Während draußen die normalen - hier „Hungries“ genannten - Zombies (also rein instinktgetriebene Frischfleischjunkies) wüten, sind Melanie und ihre Kameraden eine ganz besondere Brut – sie wurden nämlich von Müttern geboren, die sich während ihrer Schwangerschaft mit dem Zombievirus infiziert haben. Für die rigorose Forscherin Dr. Caroline Caldwell (in ihrer Konsequenz grandios: Glenn Close, „Eine verhängnisvolle Affäre“) ist dieser Zombie-Nachwuchs ein möglicher Schlüssel für eine Heilung – allerdings muss sie erst einmal herausfinden, ob die Kinder tatsächlich noch menschliche Emotionen haben oder ob sie dank ihrer Intelligenz einfach nur dazu in der Lage sind, menschliches Verhalten zu imitieren. So fragt die Wissenschaftlerin ihre minderjährigen Forschungsobjekte wiederholt nach einer beliebigen Zahl zwischen 1 und 20 (und bekommt meist dieselbe Antwort) oder konfrontiert Melanie mit dem Gedankenexperiment um Schrödingers Katze. Spannend ist dabei vor allem die Reibung zwischen den widerstreitenden Perspektiven – während der Zuschauer Melanie zunächst als liebenswertes, offenbar harmloses Mädchen kennenlernt, haben die erwachsenen Figuren im Film bereits eine Zombie-Apokalypse mit Millionen von Toten hinter sich, weshalb sie den Kindern (verständlicherweise) mit zurückhaltender Skepsis oder sogar blanker Verachtung begegnen.
Nach einer besonders verheerenden Angriffswelle auf die Militärbasis fliehen die Überlebenden in Richtung London, wobei sie schnell feststellen, dass sie es leichter durch die Zombiemassen schaffen, wenn sie sich von Melanie (die sich unbehelligt zwischen Untoten bewegen kann) helfen lassen, statt sie mit Mundschutz am Wagen festzuketten. In diesem Abschnitt gleicht „The Girl With All The Gifts“, dessen Drehbuch Mike Carey nach seinem eigenen gleichnamigen Roman verfasst hat, dann schon eher einem üblichen Zombie-Road-Movie, wobei die auf dem Papier nicht neuen Stationen hier trotzdem wieder frisch wirken, weil die verschiedenen Sichtweisen der Gruppenmitglieder auf Melanie so stimmig herausgearbeitet werden und sich die eigentlich bekannten Herausforderungen mit einem Zombie-Mädchen als Verbündete ganz anders anpacken lassen.

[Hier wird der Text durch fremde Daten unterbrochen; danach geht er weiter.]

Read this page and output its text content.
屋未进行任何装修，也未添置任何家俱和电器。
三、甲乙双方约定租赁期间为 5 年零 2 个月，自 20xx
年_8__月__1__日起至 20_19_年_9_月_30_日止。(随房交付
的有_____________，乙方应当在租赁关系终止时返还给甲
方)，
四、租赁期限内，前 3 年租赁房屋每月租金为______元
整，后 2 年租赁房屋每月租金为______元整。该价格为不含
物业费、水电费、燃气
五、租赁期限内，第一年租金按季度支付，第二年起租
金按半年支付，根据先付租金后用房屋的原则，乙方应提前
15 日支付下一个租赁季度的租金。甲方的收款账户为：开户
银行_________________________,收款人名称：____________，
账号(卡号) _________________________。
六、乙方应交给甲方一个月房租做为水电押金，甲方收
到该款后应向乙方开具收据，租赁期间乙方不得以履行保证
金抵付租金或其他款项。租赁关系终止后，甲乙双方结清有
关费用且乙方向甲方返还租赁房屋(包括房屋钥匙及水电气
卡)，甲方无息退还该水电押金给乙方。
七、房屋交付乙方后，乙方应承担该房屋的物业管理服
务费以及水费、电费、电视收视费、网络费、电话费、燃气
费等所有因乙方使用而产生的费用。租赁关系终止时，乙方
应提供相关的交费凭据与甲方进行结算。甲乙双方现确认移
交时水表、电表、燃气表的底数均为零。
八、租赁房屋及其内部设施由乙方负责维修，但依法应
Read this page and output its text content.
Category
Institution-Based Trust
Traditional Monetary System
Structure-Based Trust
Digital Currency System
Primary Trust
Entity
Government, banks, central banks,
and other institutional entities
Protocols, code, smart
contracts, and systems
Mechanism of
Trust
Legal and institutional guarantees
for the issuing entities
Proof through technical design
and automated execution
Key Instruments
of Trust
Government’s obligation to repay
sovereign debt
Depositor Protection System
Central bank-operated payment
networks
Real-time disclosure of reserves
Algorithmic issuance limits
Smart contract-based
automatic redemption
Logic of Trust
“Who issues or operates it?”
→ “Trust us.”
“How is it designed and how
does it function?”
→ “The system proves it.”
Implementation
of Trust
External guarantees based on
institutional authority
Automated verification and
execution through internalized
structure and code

Besonders gelungen ist auch das Finale, das je nach Lesart entweder erschütternd zynisch oder erfreulich hoffnungsfroh gerät – so bleibt die gleich zu Beginn etablierte Ambivalenz noch über den Abspann hinaus bestehen.
Fazit: Dass „The Girl With All The Gifts“ als Genrefilm ausgerechnet das auf Filmkunst spezialisierte Festival in Locarno eröffnen durfte, verwundert nur auf den ersten Blick. Denn der britische TV-Veteran Colm McCarthy („Sherlock“) liefert einen Zombie-Thriller mit moralisch-philosophischem Anspruch, der nicht nur schwer fasziniert, sondern – vor allem dank der herausragenden Leistung von Nachwuchsdarstellerin Sennia Nanua - auch tief berührt.